I feel like an intrepid explorer into unknown waters, but my life as a blogger has begun! The folks down at Sci-Fi-London, the London International Festival of Science Fiction and Fantastic Film, have kindly invited me to post my thoughts on their website every so often, so I started with some musings on Jonathan Glazer’s Under the Skin. All my blog posts can be found here. The festival has been the launch pad for some fantastic sci-fi films, including one of my all time favourites, Splice, as well as the zombie classic 28 Days Later, so I’m looking forward with excitement and anticipation to the launch night of this year’s festival tomorrow at the Stratford Picturehouse with the world premiere of new sci-fi thriller Lost Time.
So my BBC Arts TV short film is now Live and can be found here. In it I talk about the relationship between literature and science since the mid-twentieth century. This date is marked not just by the end of the Second World War and the national and international changes that ensued, but also by another date – 1959 – when the English chemist and novelist C. P. Snow took to the podium in a packed Senate House at the University of Cambridge. There he stood and boldly delivered a lecture that was to change the face of the debate about the relationship between literature and science.
Snow believed that the intellectual life of Western societies was split into what he famously called ‘the two cultures’: the arts and humanities at one pole, the sciences at the other, an unbridgeable gulf between the two. Scientists, he said, don’t read; and literary types don’t have a clue about science, most of the ones he knew couldn’t even explain something as scientifically fundamental as the Second Law of Thermodynamics.
So what did Snow want his lecture to do? Well he wanted it to provoke debate and he wanted it to spur people on to attempt to close the gap between the two cultures. Since Snow’s lecture, many intellectuals and scientists have risen to his challenge, working hard to prove that the divide between the two cultures is more imagined than real. Strangely enough, though, most scholars of literature and science have sought to prove Snow wrong not by looking forwards, but by looking back. They point to the nineteenth century as evidence of the intimacy between literature and science. Behold, they say, Darwin’s love of Milton, or Coleridge’s close friendship and collaboration with the visionary chemist Humphry Davy.
Yes, the nineteenth century was an era in which literature and science were common bedfellows. The title page of the very first issue of the journal Nature, published in 1869, in fact bears an epigraph from Wordsworth. And that epigraph remained there for nearly 100 years. But it was abandoned in 1963, only four years after Snow’s lecture. This timing is not coincidental. For the contemporary history of the relationship between literature and science is different to that of the nineteenth century. We need to look forward in response to Snow’s challenge, not look back.

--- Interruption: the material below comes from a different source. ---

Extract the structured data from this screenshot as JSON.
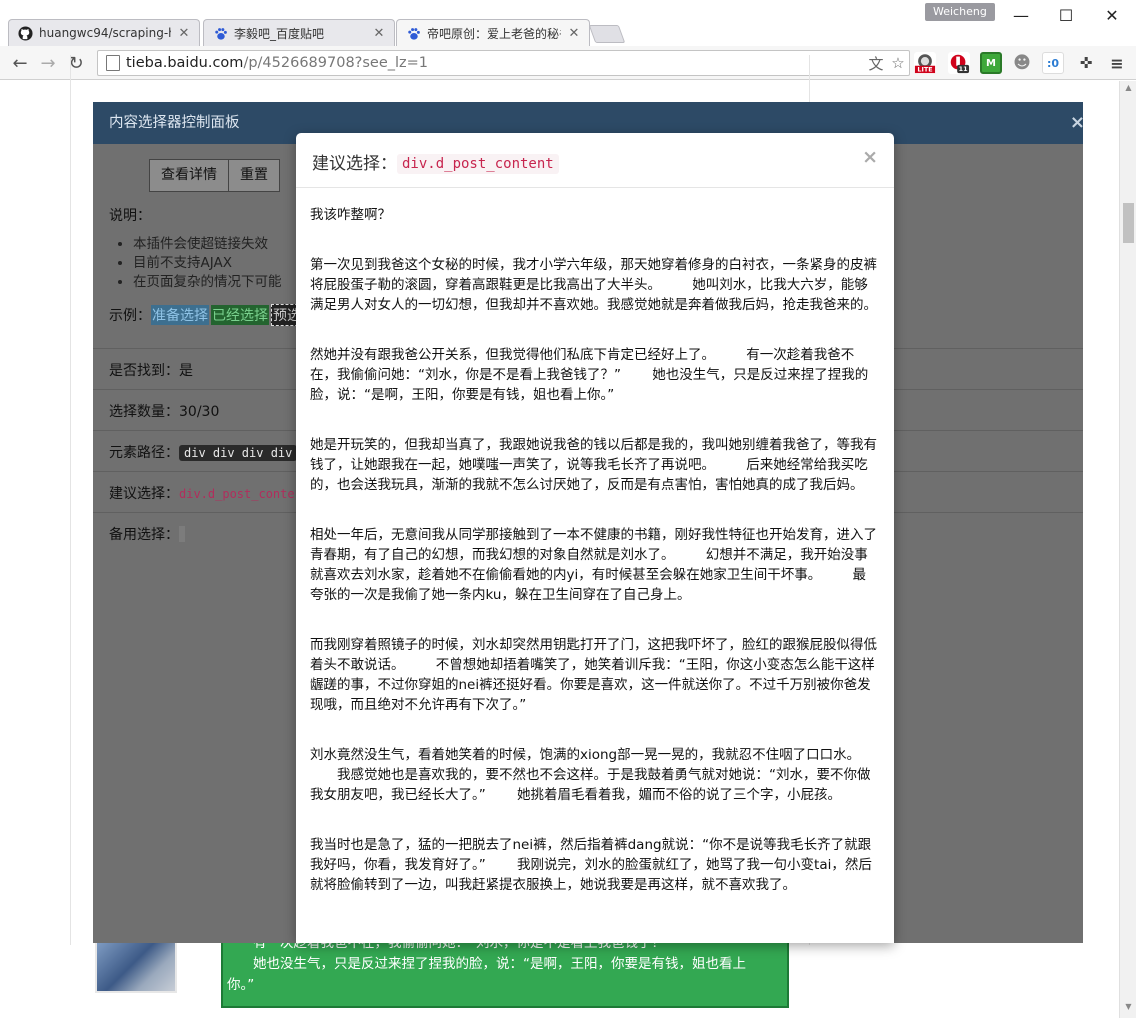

And what do we see if we do indeed look beyond 1959? Well, we see a troubled relationship. Sometimes the two cultures are at war. Sometimes they are in love. In the 1990s, the famous science wars exploded in the States. Postmodern theorists argued for the equal value, even the fallibility, of all forms of knowledge. They challenged science’s claims to objectivity, authority and truth. And the scientists fought back, defending science from the perceived attack. Physicist Alan Sokal even went so far as to plant a hoax article in the journal Social Text supposedly to expose the lack of intellectual rigour of the new forms of cultural and literary theory and thought.
On the other hand, in the early years of the twenty-first century, we’ve seen moves towards reconciliation. In October 2011 the Royal Society held its One Culture festival, exploring the crosscurrents between literature and science; in 2013, the Barbican ran a season called ‘Wonder: Art and Science on the Brain’. Whilst the cultural theorists of the end of the twentieth century got into trouble because they argued for science’s similarity to other forms of knowledge, in an oddly similar spirit, though to different ends, the reconciliatory projects of the past twenty years also concentrate on what the two cultures share, be it a sense of wonder, or the crucial role imagination plays in both. But it is time to come out from under Snow’s shadow. Perhaps there is nothing inherently wrong with there being two cultures. Perhaps, in fact, we need to start valuing literature and science precisely for their differences, rather than continually attempting to bring them together. Science and literature offer us different ways of understanding the world, different routes to knowledge. And if we are to survive as a species, and retain our humanity, we are going to need to keep both.